Este proceso está creando una nueva clase aristocrática, que, a pesar de sus esfuerzos y trabajo, depende en gran medida de la acumulación de riqueza heredada, lo que convierte en una ironía el sistema meritocrático en el que muchos creen. Las personas con riqueza heredada pueden ahorrar solo una parte de sus ingresos y hacer que su capital crezca más rápido que la economía en general. Así, es casi inevitable que la riqueza heredada dominen sobre la acumulada por el trabajo de toda una vida. Esta concentración extrema de capital, a su vez, puede ser incompatible con los principios de justicia social y de una sociedad democrática.

Lo interesante es que este fenómeno no solo se refleja en las estadísticas, sino que también tiene un eco cultural y social. Las representaciones de la nobleza y la aristocracia, como en los dramas históricos británicos como Downton Abbey o Upstairs Downstairs, resuenan con la sociedad actual. Aunque el capitalismo ha experimentado cambios significativos a lo largo de los siglos, las estructuras sociales que organizan a la élite siguen basándose en patrones heredados, con una concentración de riqueza y poder en las manos de unos pocos. Los capitalistas modernos, de hecho, encarnan un modelo contemporáneo de aristocracia, un fenómeno bien documentado por Piketty, quien ha desafiado a aquellos que niegan la realidad de esta concentración de poder económico.

En este contexto, la legitimidad del sistema capitalista se convierte en un problema persistente. La creciente brecha entre los "arriba" y los "abajo" hace cada vez más difícil creer en la legitimación meritocrática de la sociedad. Aquellos que heredan riqueza y bienes inmuebles están construyendo una sociedad que depende en gran medida de la herencia en lugar del mérito o del trabajo arduo. La contradicción entre la realidad capitalista y sus mitos está resurgiendo con fuerza.

Además, las élites capitalistas, ante la creciente desigualdad, recurren a historias de legitimación antiguas para mantener la cohesión social. Relatos como el de la "Seguridad", una narrativa oscura y divisiva que apela al miedo y el tribalismo, tienen raíces profundas en la historia y han ayudado a las aristocracias a sobrevivir a lo largo de los siglos.

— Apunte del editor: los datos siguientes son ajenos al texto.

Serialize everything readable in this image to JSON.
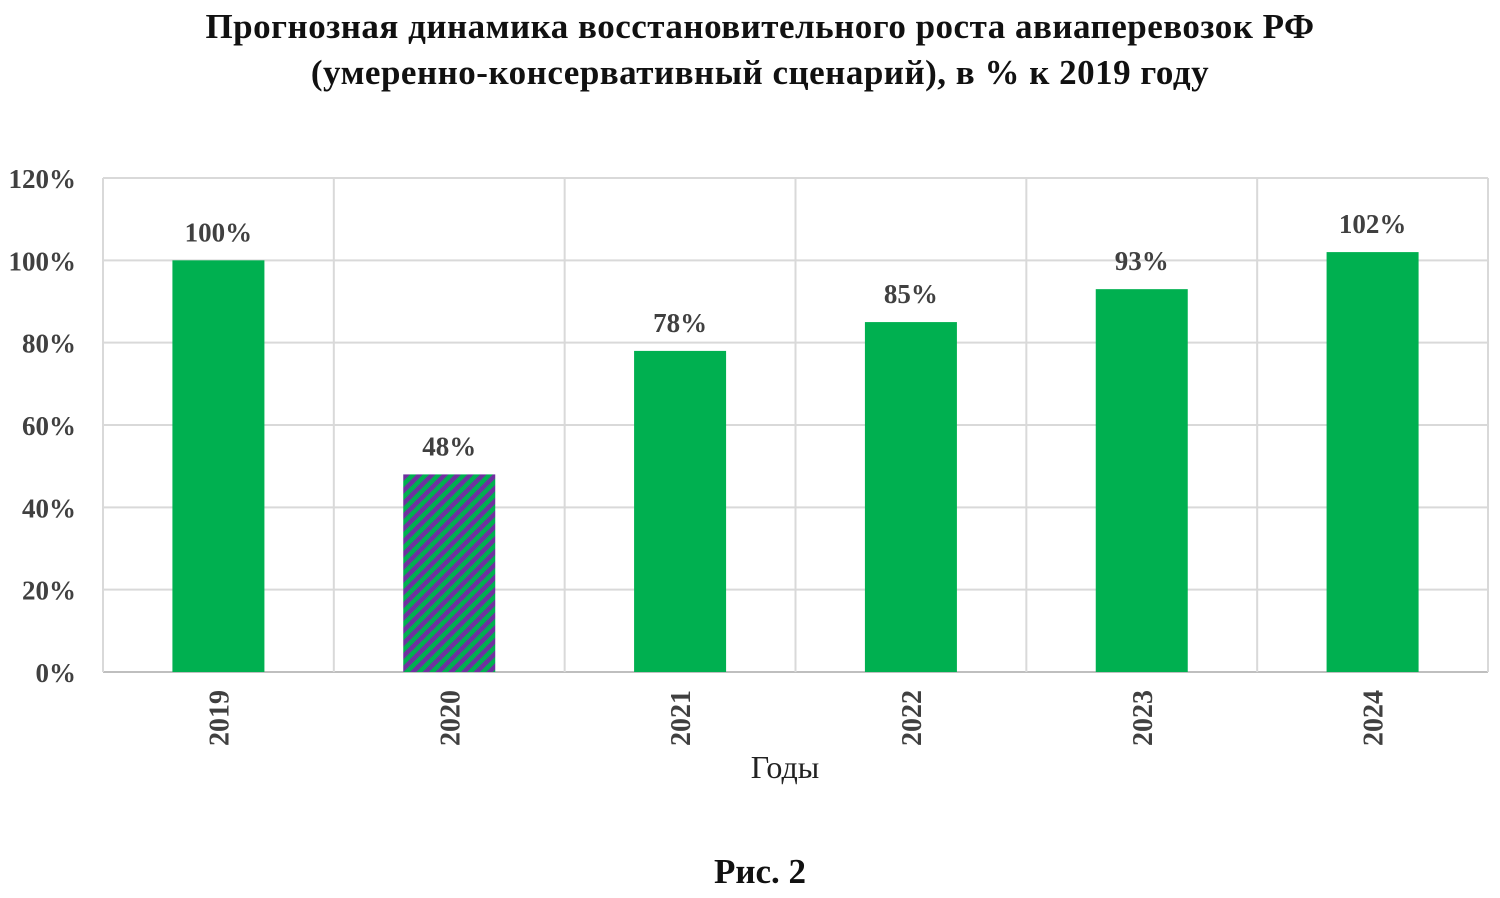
{
  "chart_data": {
    "type": "bar",
    "title_lines": [
      "Прогнозная динамика восстановительного роста авиаперевозок РФ",
      "(умеренно-консервативный сценарий), в % к 2019 году"
    ],
    "categories": [
      "2019",
      "2020",
      "2021",
      "2022",
      "2023",
      "2024"
    ],
    "values": [
      100,
      48,
      78,
      85,
      93,
      102
    ],
    "data_labels": [
      "100%",
      "48%",
      "78%",
      "85%",
      "93%",
      "102%"
    ],
    "xlabel": "Годы",
    "ylabel": "",
    "ylim": [
      0,
      120
    ],
    "yticks": [
      "0%",
      "20%",
      "40%",
      "60%",
      "80%",
      "100%",
      "120%"
    ],
    "grid": true,
    "legend": "none",
    "colors": {
      "bar": "#00b050",
      "highlight_stripe_a": "#7030a0",
      "highlight_stripe_b": "#00b050",
      "grid": "#d9d9d9"
    },
    "highlight_category": "2020"
  },
  "caption": "Рис. 2"
}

Estos relatos, que en tiempos pasados legitimaban las jerarquías sociales y la concentración de riqueza, están resurgiendo con fuerza en la actualidad, reforzando la división entre clases y dando paso a nuevas formas de autoritarismo.

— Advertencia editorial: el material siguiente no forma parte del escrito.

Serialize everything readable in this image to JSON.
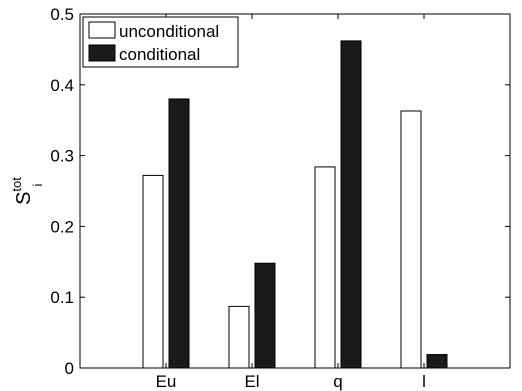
{
  "chart_data": {
    "type": "bar",
    "categories": [
      "Eu",
      "El",
      "q",
      "l"
    ],
    "series": [
      {
        "name": "unconditional",
        "values": [
          0.272,
          0.087,
          0.284,
          0.363
        ],
        "color": "#ffffff"
      },
      {
        "name": "conditional",
        "values": [
          0.38,
          0.148,
          0.462,
          0.019
        ],
        "color": "#1a1a1a"
      }
    ],
    "ylabel": {
      "base": "S",
      "sup": "tot",
      "sub": "i"
    },
    "xlabel": "",
    "title": "",
    "ylim": [
      0,
      0.5
    ],
    "yticks": [
      "0",
      "0.1",
      "0.2",
      "0.3",
      "0.4",
      "0.5"
    ],
    "ytick_values": [
      0,
      0.1,
      0.2,
      0.3,
      0.4,
      0.5
    ],
    "grid": false,
    "legend": "top-left"
  }
}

Este fenómeno no es exclusivo de los Estados Unidos, sino que también se está observando en varias partes de Europa, donde están surgiendo regímenes de "hombres fuertes" o incluso sociedades neo-fascistas que parecen revivir las dinámicas de poder de antaño. Los discursos populistas, como los que promueven ciertos políticos conservadores, apelan a la "Seguridad" para movilizar a las masas. A pesar de que estas ideologías parecen ofrecer soluciones sencillas a problemas complejos, en realidad sirven para reforzar las estructuras de poder que perpetúan la desigualdad.

Por último, es fundamental entender que la concentración extrema de riqueza no solo tiene consecuencias económicas, sino también sociales y culturales. A medida que la desigualdad crece, también lo hace la desesperanza y la frustración en las capas más bajas de la sociedad. La promesa de movilidad social, tan arraigada en el imaginario colectivo, se desvanece frente a la realidad de un sistema que favorece la acumulación de riqueza en un número reducido de manos. Esto crea un caldo de cultivo perfecto para discursos populistas que prometen soluciones rápidas, pero que en última instancia refuerzan las desigualdades preexistentes.